Barra's tips for beating 'Bali belly' were also given a run: no ice cubes in drinks, avoid salads and if you accidentally swallow some water in the shower or when brushing your teeth? Well, spend three days praying to the porcelain gods.
Pack light. Laugh hard. Respect the locals. And never trust a drink that glows in the dark.
She smiles and says, 'Dad, I'll be fine'.
She posts pics from Uluwatu that look like a Vogue spread; I once took a disposable camera into a nightclub and waited a couple of days for some very ordinary photos to be developed.

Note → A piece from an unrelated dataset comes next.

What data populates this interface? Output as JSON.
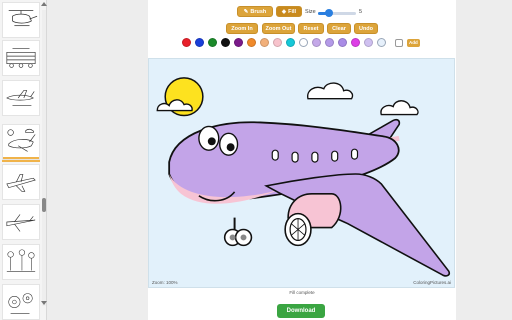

And that, my friends, is what Bali teaches you. It laughs with you, not at you. It breaks you down, builds you back up, and sends you home with stories, scars and the eternal wisdom of never trusting street cart food after midnight.
'Eat. Pray. Imodium.' Long may Bali humble us all.
And guess what? My daughter is back now and she's fine, because while Bali still holds its wild heart, today's generation travels smarter.
I'm not sure she used the same accent I adopted when talking to the locals, or discovered that most Balinese men have one of four first names: Wayan, Made, Nyoman or Ketut.
But I still gave her the benefit of my wisdom.
And now, I sit back and watch her make her own memories. She danced where I once danced, ate at places I still can't pronounce, and laughed under the same stars we used to stare at, lying on beanbags on the beach (although I don't think she ventured near the runway at Denpasar Airport to watch jumbos land).
There's something about sipping cocktails at Potato Head Beach Club that makes you realise you deserve better.
Yes, my generation once felt like the kings of Bali.
And now we're just dads who foot the bill and wait for a text that says, 'Landed safe x'.
And you know what? That's OK.
Because kings don't last forever. But worried dads? We reign for life.